Trump e Hillary alla cena della Alfred E. Smith Memorial Foundation (foto LaPresse)

Alla cena di Al Smith le risate di Trump e Hillary si strozzano in gola

Nel ricevimento di beneficenza, di solito l'ultimo ultimo spazio neutrale della campagna, la tradizionale sospensione delle ostilità fra i candidati ha vacillato.

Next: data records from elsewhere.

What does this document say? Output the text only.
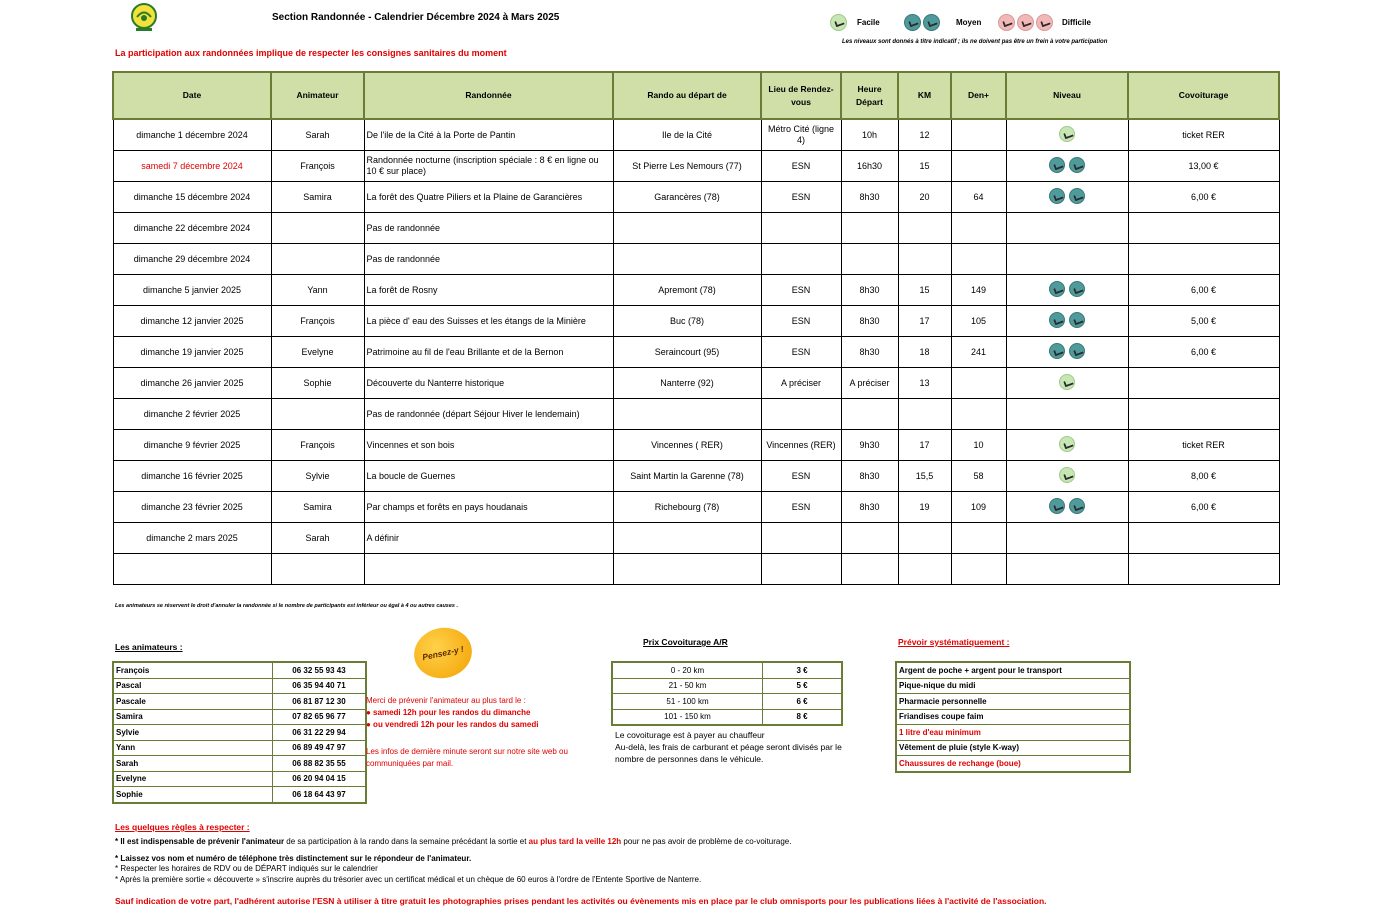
Section Randonnée - Calendrier Décembre 2024 à Mars 2025	Facile	Moyen	Difficile
Les niveaux sont donnés à titre indicatif ; ils ne doivent pas être un frein à votre participation
La participation aux randonnées implique de respecter les consignes sanitaires du moment
Date	Animateur	Randonnée	Rando au départ de	Lieu de Rendez-vous	Heure Départ	KM	Den+	Niveau	Covoiturage
dimanche 1 décembre 2024	Sarah	De l'ile de la Cité à la Porte de Pantin	Ile de la Cité	Métro Cité (ligne 4)	10h	12			ticket RER
samedi 7 décembre 2024	François	Randonnée nocturne (inscription spéciale : 8 € en ligne ou 10 € sur place)	St Pierre Les Nemours (77)	ESN	16h30	15			13,00 €
dimanche 15 décembre 2024	Samira	La forêt des Quatre Piliers et la Plaine de Garancières	Garancères (78)	ESN	8h30	20	64		6,00 €
dimanche 22 décembre 2024		Pas de randonnée							
dimanche 29 décembre 2024		Pas de randonnée							
dimanche 5 janvier 2025	Yann	La forêt de Rosny	Apremont (78)	ESN	8h30	15	149		6,00 €
dimanche 12 janvier 2025	François	La pièce d' eau des Suisses et les étangs de la Minière	Buc (78)	ESN	8h30	17	105		5,00 €
dimanche 19 janvier 2025	Evelyne	Patrimoine au fil de l'eau Brillante et de la Bernon	Seraincourt (95)	ESN	8h30	18	241		6,00 €
dimanche 26 janvier 2025	Sophie	Découverte du Nanterre historique	Nanterre (92)	A préciser	A préciser	13		

dimanche 2 février 2025		Pas de randonnée (départ Séjour Hiver le lendemain)							
dimanche 9 février 2025	François	Vincennes et son bois	Vincennes ( RER)	Vincennes (RER)	9h30	17	10		ticket RER
dimanche 16 février 2025	Sylvie	La boucle de Guernes	Saint Martin la Garenne (78)	ESN	8h30	15,5	58		8,00 €
dimanche 23 février 2025	Samira	Par champs et forêts en pays houdanais	Richebourg (78)	ESN	8h30	19	109		6,00 €
dimanche 2 mars 2025	Sarah	A définir							

Les animateurs se réservent le droit d'annuler la randonnée si le nombre de participants est inférieur ou égal à 4 ou autres causes .
Les animateurs :
François	06 32 55 93 43
Pascal	06 35 94 40 71
Pascale	06 81 87 12 30
Samira	07 82 65 96 77
Sylvie	06 31 22 29 94
Yann	06 89 49 47 97
Sarah	06 88 82 35 55
Evelyne	06 20 94 04 15
Sophie	06 18 64 43 97
Pensez-y !
Merci de prévenir l'animateur au plus tard le :
● samedi 12h pour les randos du dimanche
● ou vendredi 12h pour les randos du samedi
Les infos de dernière minute seront sur notre site web ou communiquées par mail.
Prix Covoiturage A/R
0 - 20 km	3 €
21 - 50 km	5 €
51 - 100 km	6 €
101 - 150 km	8 €
Le covoiturage est à payer au chauffeur
Au-delà, les frais de carburant et péage seront divisés par le nombre de personnes dans le véhicule.
Prévoir systématiquement :
Argent de poche + argent pour le transport
Pique-nique du midi
Pharmacie personnelle
Friandises coupe faim
1 litre d'eau minimum
Vêtement de pluie (style K-way)
Chaussures de rechange (boue)
Les quelques règles à respecter :
* Il est indispensable de prévenir l'animateur de sa participation à la rando dans la semaine précédant la sortie et au plus tard la veille 12h pour ne pas avoir de problème de co-voiturage.
* Laissez vos nom et numéro de téléphone très distinctement sur le répondeur de l'animateur.
* Respecter les horaires de RDV ou de DÉPART indiqués sur le calendrier
* Après la première sortie « découverte » s'inscrire auprès du trésorier avec un certificat médical et un chèque de 60 euros à l'ordre de l'Entente Sportive de Nanterre.
Sauf indication de votre part, l'adhérent autorise l'ESN à utiliser à titre gratuit les photographies prises pendant les activités ou évènements mis en place par le club omnisports pour les publications liées à l'activité de l'association.
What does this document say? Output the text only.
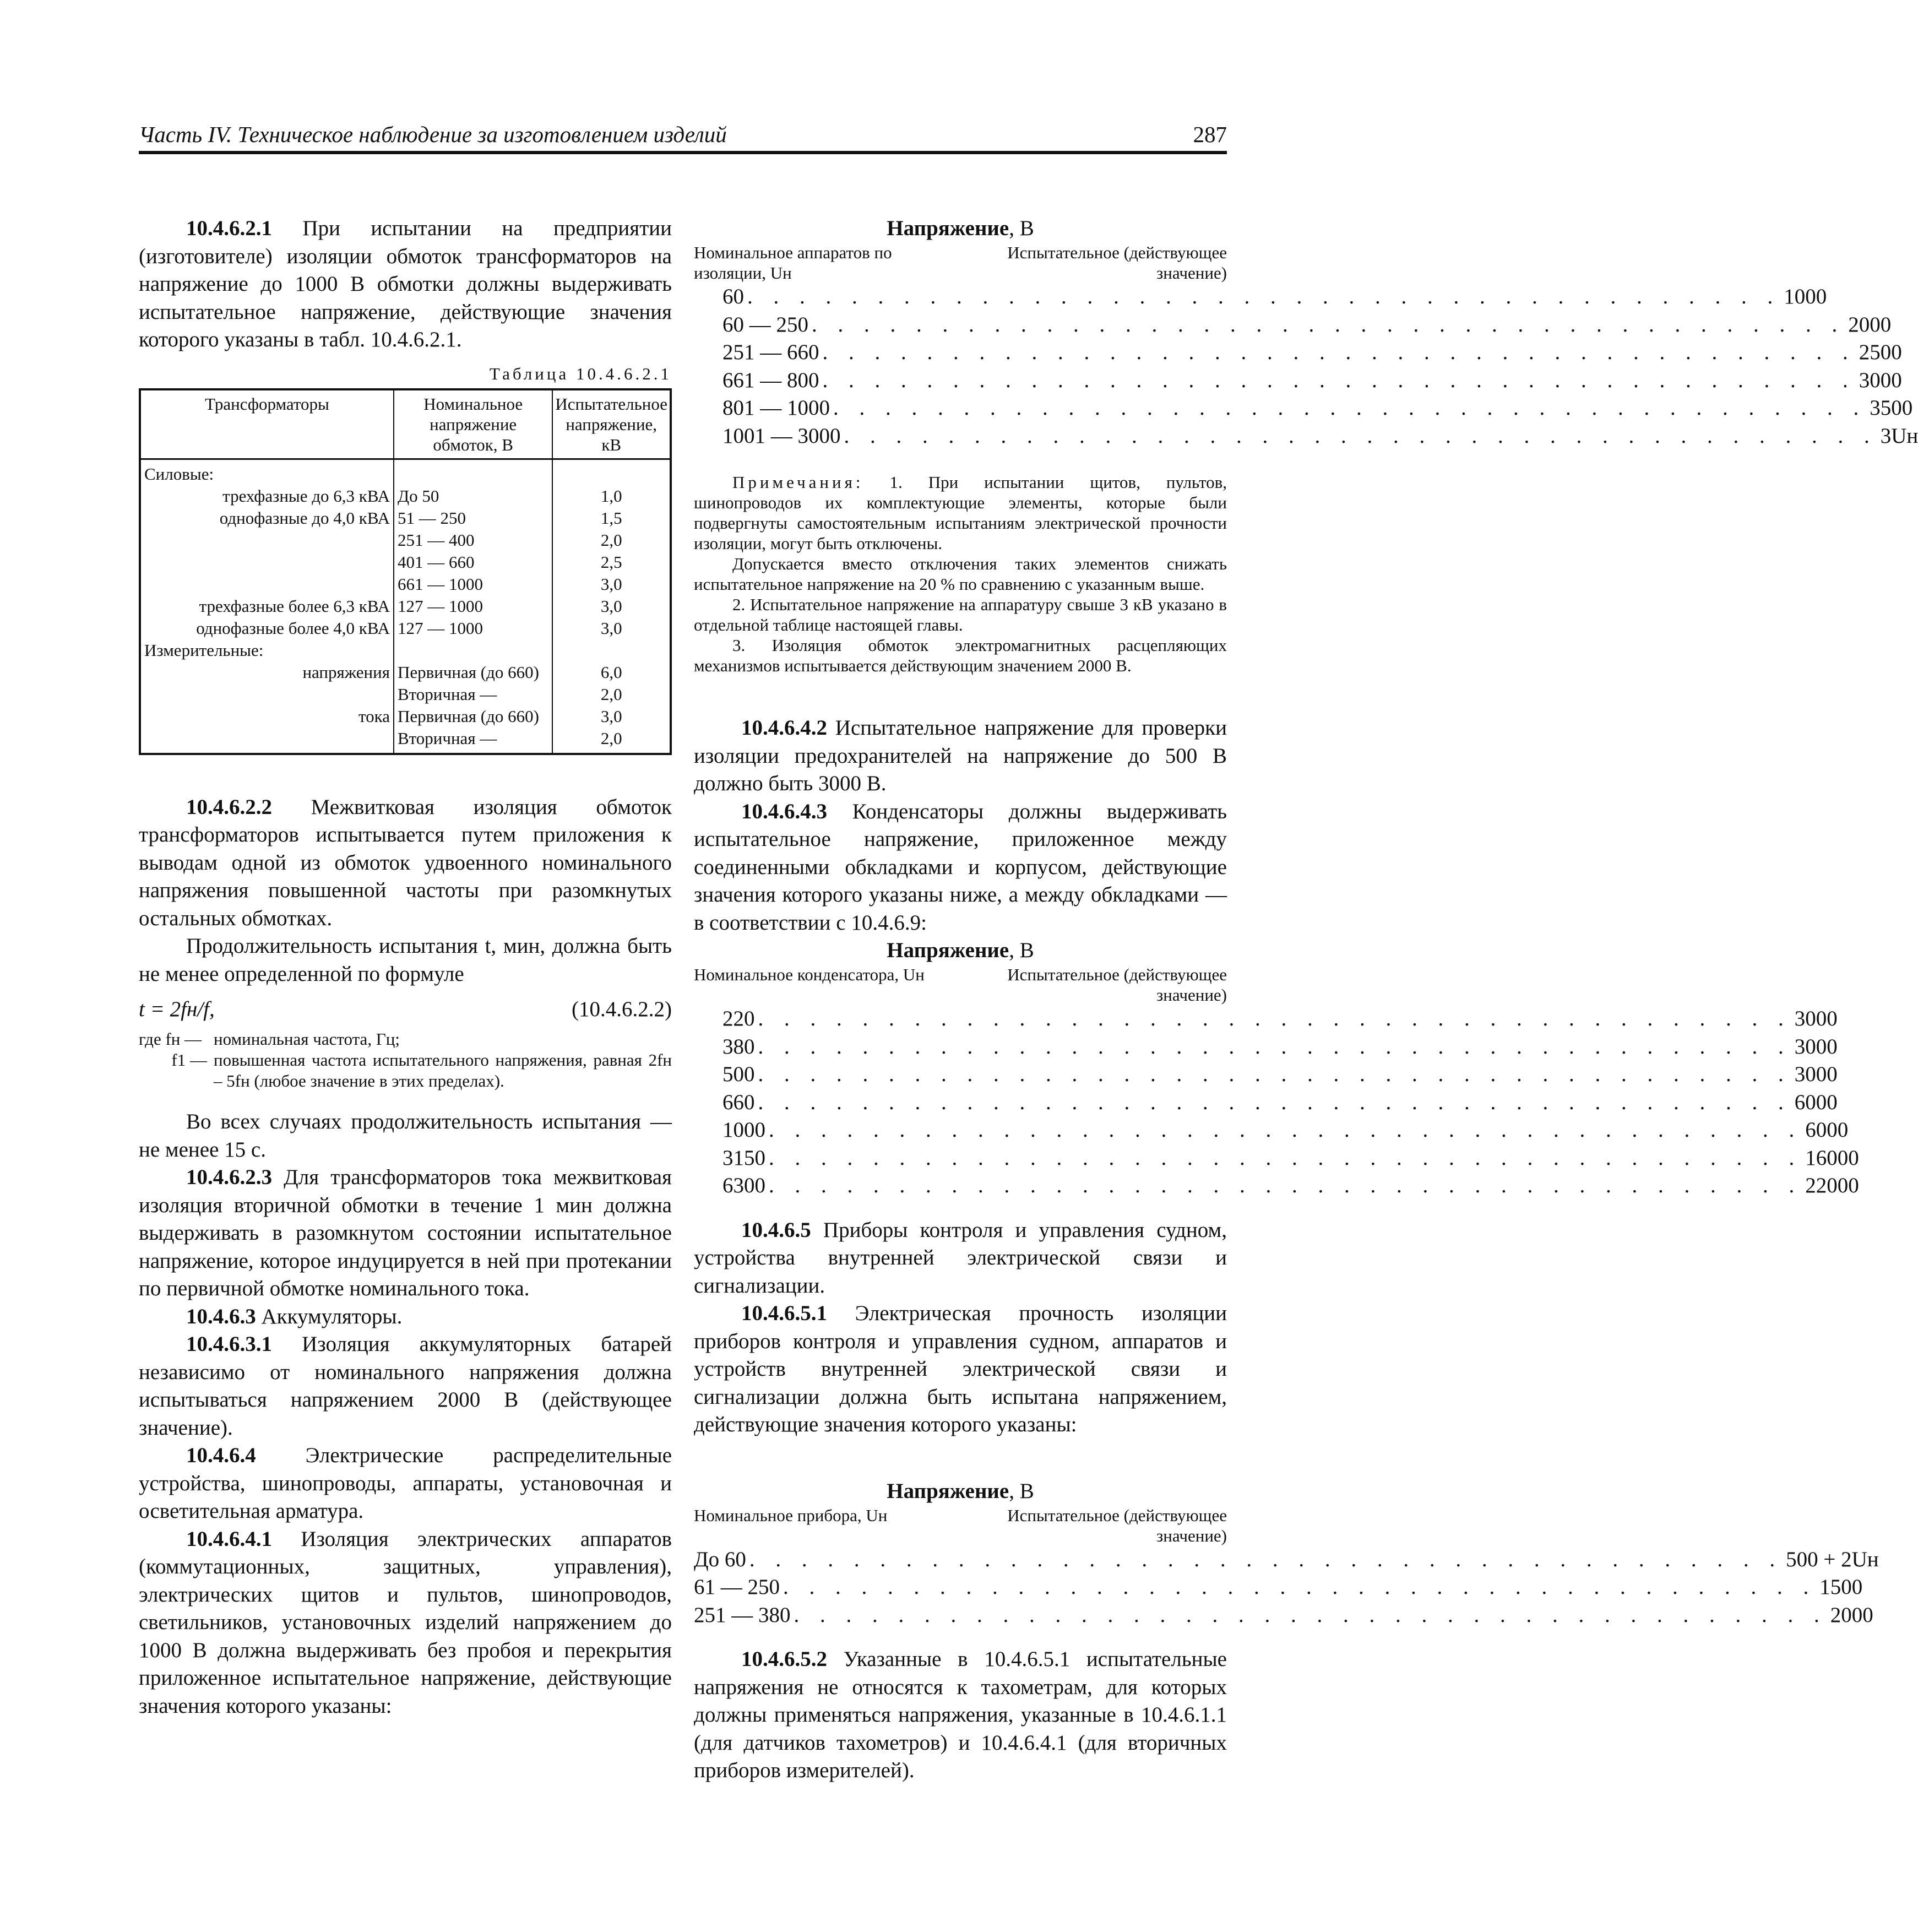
Часть IV. Техническое наблюдение за изготовлением изделий	287

10.4.6.2.1 При испытании на предприятии (изготовителе) изоляции обмоток трансформаторов на напряжение до 1000 В обмотки должны выдерживать испытательное напряжение, действующие значения которого указаны в табл. 10.4.6.2.1.

Таблица 10.4.6.2.1
Трансформаторы	Номинальное напряжение обмоток, В	Испытательное напряжение, кВ
Силовые:		
трехфазные до 6,3 кВА	До 50	1,0
однофазные до 4,0 кВА	51 — 250	1,5
	251 — 400	2,0
	401 — 660	2,5
	661 — 1000	3,0
трехфазные более 6,3 кВА	127 — 1000	3,0
однофазные более 4,0 кВА	127 — 1000	3,0
Измерительные:		
напряжения	Первичная (до 660)	6,0
	Вторичная —	2,0
тока	Первичная (до 660)	3,0
	Вторичная —	2,0

10.4.6.2.2 Межвитковая изоляция обмоток трансформаторов испытывается путем приложения к выводам одной из обмоток удвоенного номинального напряжения повышенной частоты при разомкнутых остальных обмотках.

Продолжительность испытания t, мин, должна быть не менее определенной по формуле

t = 2fн/f,	(10.4.6.2.2)
где fн — номинальная частота, Гц;
f1 — повышенная частота испытательного напряжения, равная 2fн – 5fн (любое значение в этих пределах).

Во всех случаях продолжительность испытания — не менее 15 с.

10.4.6.2.3 Для трансформаторов тока межвитковая изоляция вторичной обмотки в течение 1 мин должна выдерживать в разомкнутом состоянии испытательное напряжение, которое индуцируется в ней при протекании по первичной обмотке номинального тока.

10.4.6.3 Аккумуляторы.

10.4.6.3.1 Изоляция аккумуляторных батарей независимо от номинального напряжения должна испытываться напряжением 2000 В (действующее значение).

10.4.6.4 Электрические распределительные устройства, шинопроводы, аппараты, установочная и осветительная арматура.

10.4.6.4.1 Изоляция электрических аппаратов (коммутационных, защитных, управления), электрических щитов и пультов, шинопроводов, светильников, установочных изделий напряжением до 1000 В должна выдерживать без пробоя и перекрытия приложенное испытательное напряжение, действующие значения которого указаны:

Напряжение, В
Номинальное аппаратов по изоляции, Uн
Испытательное (действующее значение)
60 . . . . . . . . . . . . . . . . . . . . . . . . . . . . . . . . . . . . . . . . 1000
60 — 250 . . . . . . . . . . . . . . . . . . . . . . . . . . . . . . . . . . . . . . . . 2000
251 — 660 . . . . . . . . . . . . . . . . . . . . . . . . . . . . . . . . . . . . . . . . 2500
661 — 800 . . . . . . . . . . . . . . . . . . . . . . . . . . . . . . . . . . . . . . . . 3000
801 — 1000 . . . . . . . . . . . . . . . . . . . . . . . . . . . . . . . . . . . . . . . . 3500
1001 — 3000 . . . . . . . . . . . . . . . . . . . . . . . . . . . . . . . . . . . . . . . . 3Uн
Примечания: 1. При испытании щитов, пультов, шинопроводов их комплектующие элементы, которые были подвергнуты самостоятельным испытаниям электрической прочности изоляции, могут быть отключены.
Допускается вместо отключения таких элементов снижать испытательное напряжение на 20 % по сравнению с указанным выше.
2. Испытательное напряжение на аппаратуру свыше 3 кВ указано в отдельной таблице настоящей главы.
3. Изоляция обмоток электромагнитных расцепляющих механизмов испытывается действующим значением 2000 В.

10.4.6.4.2 Испытательное напряжение для проверки изоляции предохранителей на напряжение до 500 В должно быть 3000 В.

10.4.6.4.3 Конденсаторы должны выдерживать испытательное напряжение, приложенное между соединенными обкладками и корпусом, действующие значения которого указаны ниже, а между обкладками — в соответствии с 10.4.6.9:

Напряжение, В
Номинальное конденсатора, Uн	Испытательное (действующее значение)
220 . . . . . . . . . . . . . . . . . . . . . . . . . . . . . . . . . . . . . . . . 3000
380 . . . . . . . . . . . . . . . . . . . . . . . . . . . . . . . . . . . . . . . . 3000
500 . . . . . . . . . . . . . . . . . . . . . . . . . . . . . . . . . . . . . . . . 3000
660 . . . . . . . . . . . . . . . . . . . . . . . . . . . . . . . . . . . . . . . . 6000
1000 . . . . . . . . . . . . . . . . . . . . . . . . . . . . . . . . . . . . . . . . 6000
3150 . . . . . . . . . . . . . . . . . . . . . . . . . . . . . . . . . . . . . . . . 16000
6300 . . . . . . . . . . . . . . . . . . . . . . . . . . . . . . . . . . . . . . . . 22000

10.4.6.5 Приборы контроля и управления судном, устройства внутренней электрической связи и сигнализации.

10.4.6.5.1 Электрическая прочность изоляции приборов контроля и управления судном, аппаратов и устройств внутренней электрической связи и сигнализации должна быть испытана напряжением, действующие значения которого указаны:

Напряжение, В
Номинальное прибора, Uн	Испытательное (действующее значение)
До 60 . . . . . . . . . . . . . . . . . . . . . . . . . . . . . . . . . . . . . . . . 500 + 2Uн
61 — 250 . . . . . . . . . . . . . . . . . . . . . . . . . . . . . . . . . . . . . . . . 1500
251 — 380 . . . . . . . . . . . . . . . . . . . . . . . . . . . . . . . . . . . . . . . . 2000

10.4.6.5.2 Указанные в 10.4.6.5.1 испытательные напряжения не относятся к тахометрам, для которых должны применяться напряжения, указанные в 10.4.6.1.1 (для датчиков тахометров) и 10.4.6.4.1 (для вторичных приборов измерителей).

New York. La cena di Al Smith è un tradizionale ricevimento di beneficenza per le opere caritatevoli cattoliche che ha l’incredibile potere di sospendere le ostilità della campagna elettorale. Ogni quattro anni l’alta società di New York in cravatta nera e abito lungo si riunisce sotto gli auspici del cardinale, capeggiata dai due candidati alla Casa Bianca, per qualche ora di ironia e autoronia, di sfottò e motteggi, leggerezza assoluta che interrompe le angherie da campagna elettorale. E’ parte di un genere americano in cui il potente si esercita nell’arte popolare della stand-up comedy, avvicinandosi al registro dei mortali e agevolando il trionfo momentaneo dello humour. In contesti del genere perfino Mitt Romney risulta simpatico. Quattro anni fa aveva fatto  battute memorabili su Obama che trasforma l’acqua in vino, gesto messianico che piace a tutti tranne a lui, mormone astemio.

 

Giovedì sera è stata la volta di Donald Trump e Hillary Clinton, e fra i sorrisi tirati quanto le pelli degli ospiti, le occhiatacce sullo sfondo, gli abiti fucsia, il cardinale Dolan che s’asciugava il sudore dalla fronte e infine i “buuuu!” che sono piovuti in sala, la tradizionale sospensione delle ostilità fra i candidati ha vacillato. La partenza era stata buona. Trump ha subito detto il piccolo segreto che in questi contesti permette di vincere la gara della simpatia, ovvero fare soprattutto battute autoironiche, indirizzare innanzitutto a se stessi l’umorismo, e poi ha ammesso: “Non credo però di riuscirci”. Perfetto anche il passaggio sul “bias” dei media, dimostrato con un episodio esemplare: Michelle Obama tiene un discorso e tutti la osannano e si sdilinquiscono, Melania Trump fa un discorso “esattamente identico” e tutti la attaccano: “Non riesco proprio a capire perché”. Ma l’intervento ha avuto una parabola simile a quella vista nel dibattito di Las Vegas, dove Trump era partito con ordine e compostezza ed è finito con il mettere in dubbio la legittimità della democrazia americana.

 

Alla cena di Al Smith a un certo punto si è persa di vista quella distanza fra le parole e l’intenzione che genera l’ironia. Dice sul serio oppure è una battuta?, hanno preso a chiedersi gli ospiti, tutti uomini di mondo che, come ha ricordato il candidato, riverivano Trump prima che scendesse in politica, e ora lo disprezzano. Anche questo è stato uno dei momenti in cui il sorriso, preparato sulla fiducia nell’attesa di una “punch line” che non arriva, si è bloccato in un’imbarazzante paresi facciale. “Hillary questa sera finge di non essere anticattolica”, ha detto riferendosi alle email di John Podesta trafugate da Wikileaks che contengono sferzanti parole in libertà contro i cattolici da parte dei consiglieri clintoniani. Lei ci ha messo qualche secondo per incrociare lo sguardo di Dolan, che le stava seduto accanto, e quando lo ha fatto sembrava dire: “Poverino, dobbiamo tenercelo così”.

 

Ancora: “Clinton è così corrotta che è stata cacciata dalla commissione Watergate”, “Hillary crede che sia fondamentale ingannare la gente tenendo una linea politica in pubblico e una totalmente diversa in privato”. Ha preso a scudisciate il lavoro della fondazione Clinton a Haiti e si è esibito in altre battute che non lo erano finché il pubblico – in stragrande maggioranza clintoniano, com’è normale in un consesso dei piani alti dell’establishment – non ha preso a fare “buuuu!”. Fra i fischi è finita l’idea della tregua, del distacco temporaneo dal registro della partigianeria per trovare un momento, per quanto costruito e televisivo, di condivisione. Non ci sono momenti inviolabili in questa campagna. Hillary invece s’è attenuta al protocollo: con precisione meccanica ha recitato le battute che il suo staff aveva preparato per lei.